The National Highway Traffic Safety Administration has unveiled new child restraint guidelines that are categorized by age instead of the type of child seat. NHTSA wants children to use the restraint type recommended for each age for as long as possible before moving on to the next recommended child safety seat. Hopefully, these new guidelines will decrease the number of child injuries during car crashes.
NHTSA’s car seat recommendations:
Up to 12 months: A rear-facing car seat.
1 to 3 years: A rear-facing car seat for as long as possible is recommended. NHTSA says to keep the child in this seat until he/she hits the weight or height limit allowed by the car seat manufacturer.
4 to 7 years: A forward-facing seat with a harness is best until he/she hits the weight or height limit.
8 to 12 years: A booster seat. The child should use a booster seat until he/she is big enough to use just a seat belt. Remember, the seat belt’s lap belt should be able to snuggly go across the upper thighs (not the stomach) and it should also be snug over the chest and shoulder (not the face or neck). Previously, booster seats were recommended until only age 8.
Meantime, the American Academy of Pediatrics, which published a new policy in Pediatrics’ April 2011 issue, advices that toddler should be kept in rear-facing car seats until they either turn 2 or grow bigger than the weight or height limit for the car seat.
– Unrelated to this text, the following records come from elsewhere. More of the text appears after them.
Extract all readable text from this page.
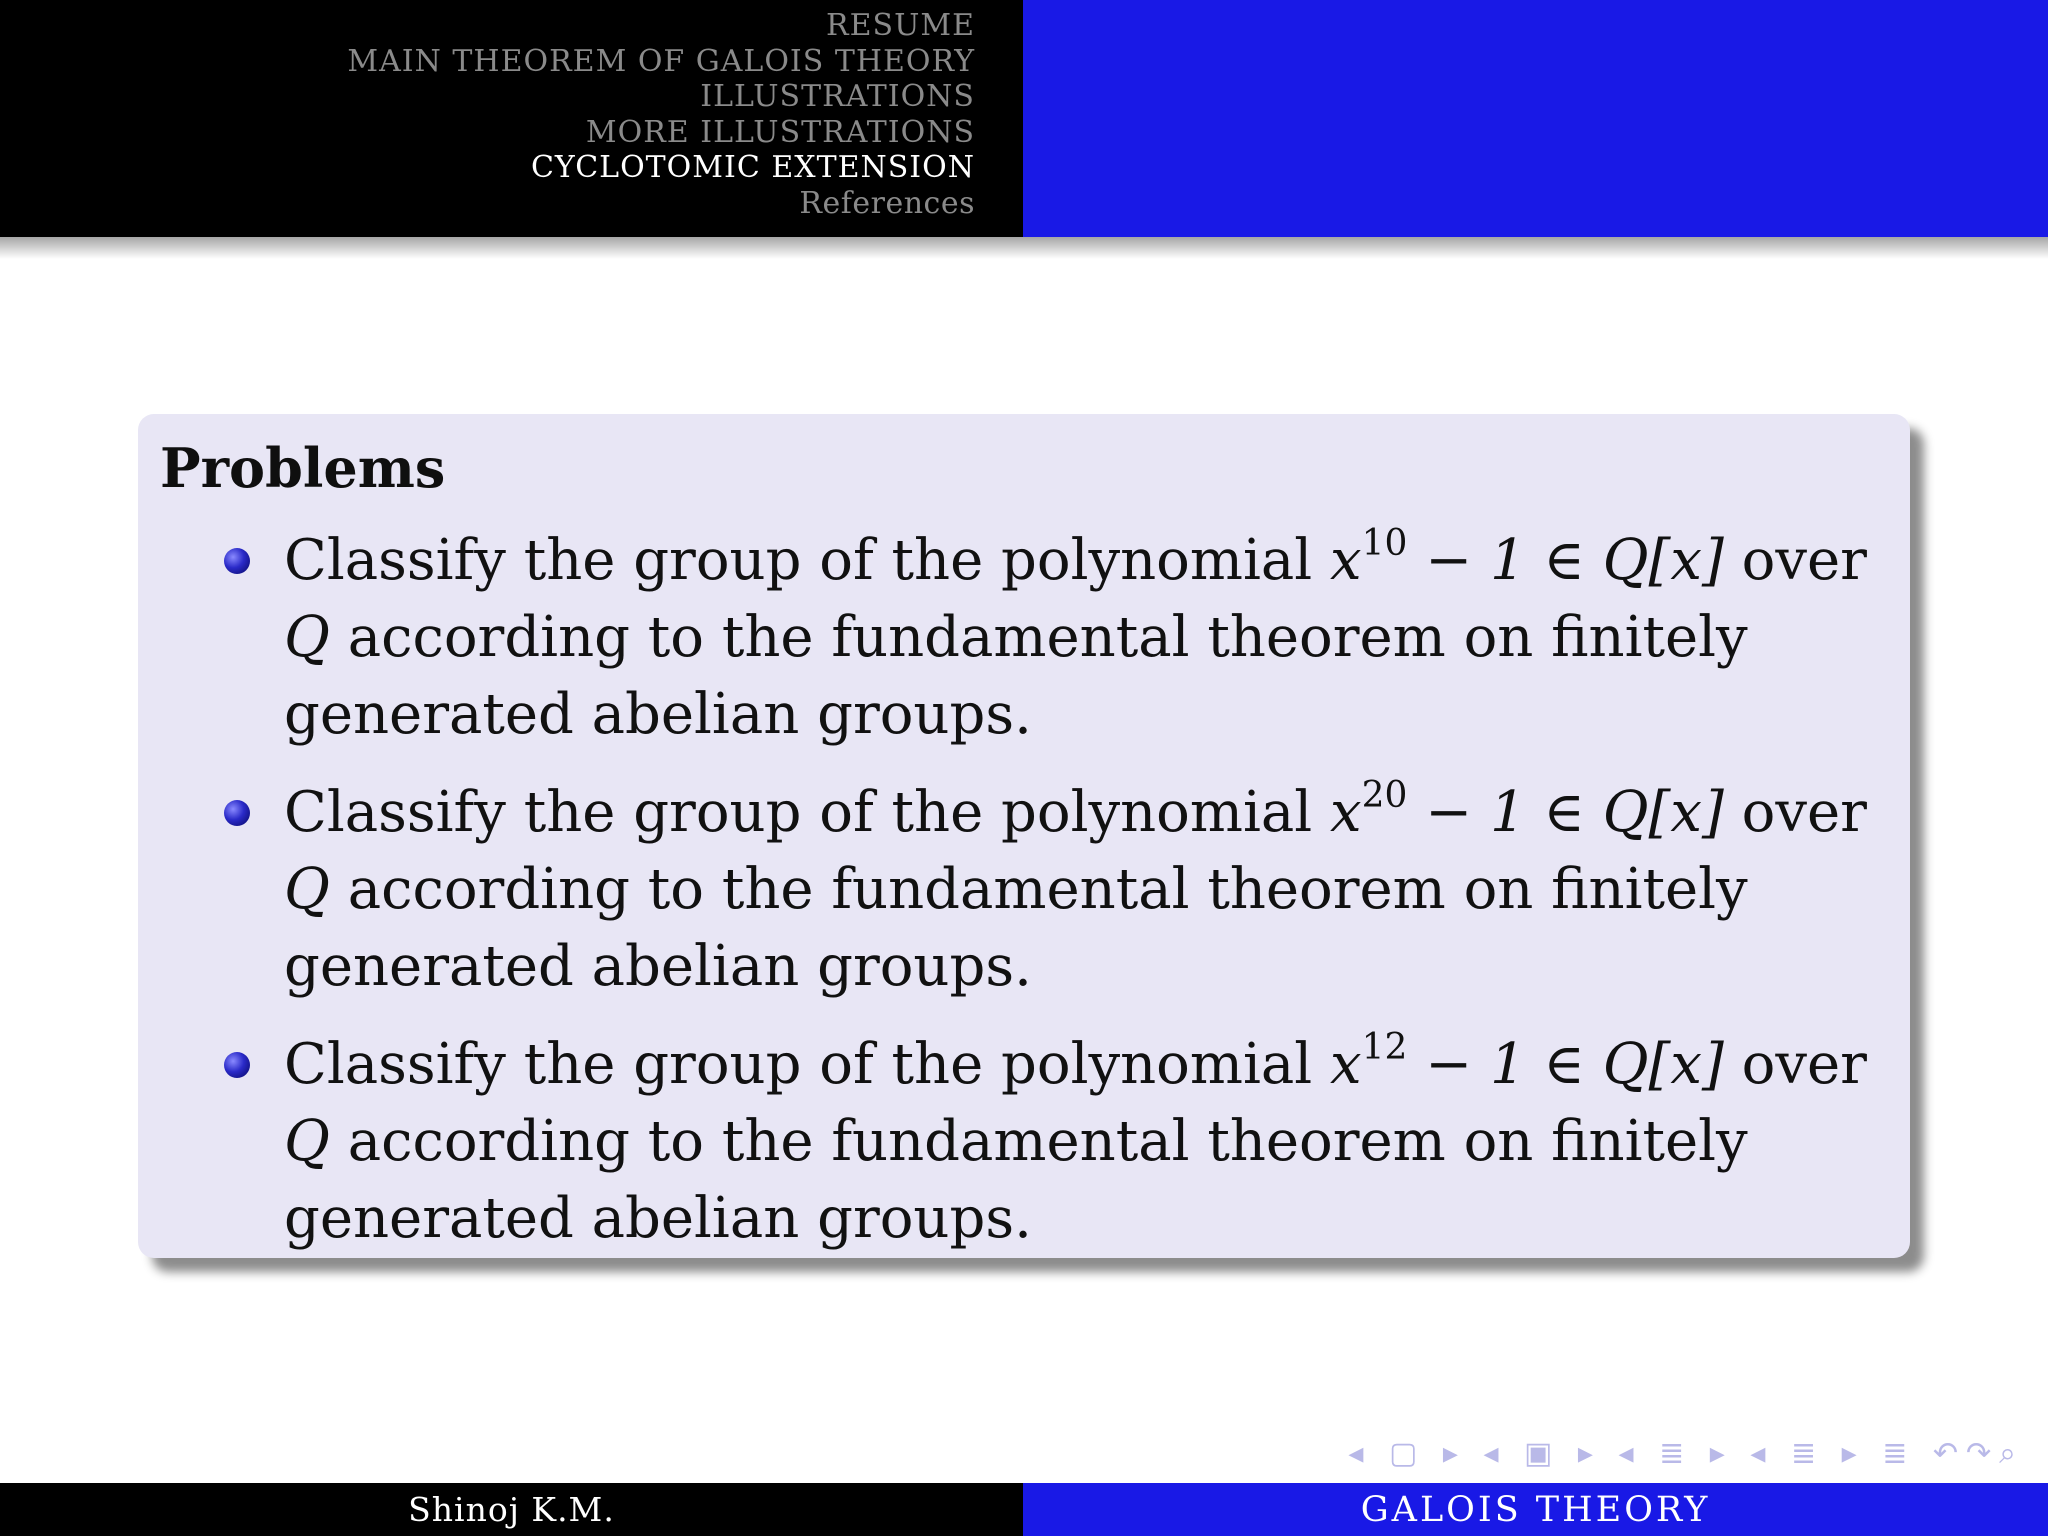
RESUME
MAIN THEOREM OF GALOIS THEORY
ILLUSTRATIONS
MORE ILLUSTRATIONS
CYCLOTOMIC EXTENSION
References
Problems
Classify the group of the polynomial $x^{10} - 1$ ∈ Q[x] over Q according to the fundamental theorem on finitely generated abelian groups.
Classify the group of the polynomial $x^{20} - 1$ ∈ Q[x] over Q according to the fundamental theorem on finitely generated abelian groups.
Classify the group of the polynomial $x^{12} - 1$ ∈ Q[x] over Q according to the fundamental theorem on finitely generated abelian groups.
◂ ▢ ▸ ◂ ▣ ▸ ◂ ≣ ▸ ◂ ≣ ▸ ≣ ↶↷⌕
Shinoj K.M.	GALOIS THEORY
This is a revision of its previous age 1 recommendation for when to face the child safety seat forward.
According to a 2007 study in the journal Injury Prevention, children younger than 2 are 75% less likely to die if they are seated in a rear-facing child safety seat. On CNN.com, pediatric emergency doctor Dennis Durbin is quoted as saying that one reason that rear-facing child safety seats are safer is that they are better at supporting the spine, neck, and head during a car crash.
Our child injury lawyers represent families of kids hurt in car crashes because a child car seat was defective or failed in some way. Manufacturers must make sure that their products not only adhere to standards set by the government but also, they must be safe for use. Otherwise, injury or death can be grounds for a products liability case.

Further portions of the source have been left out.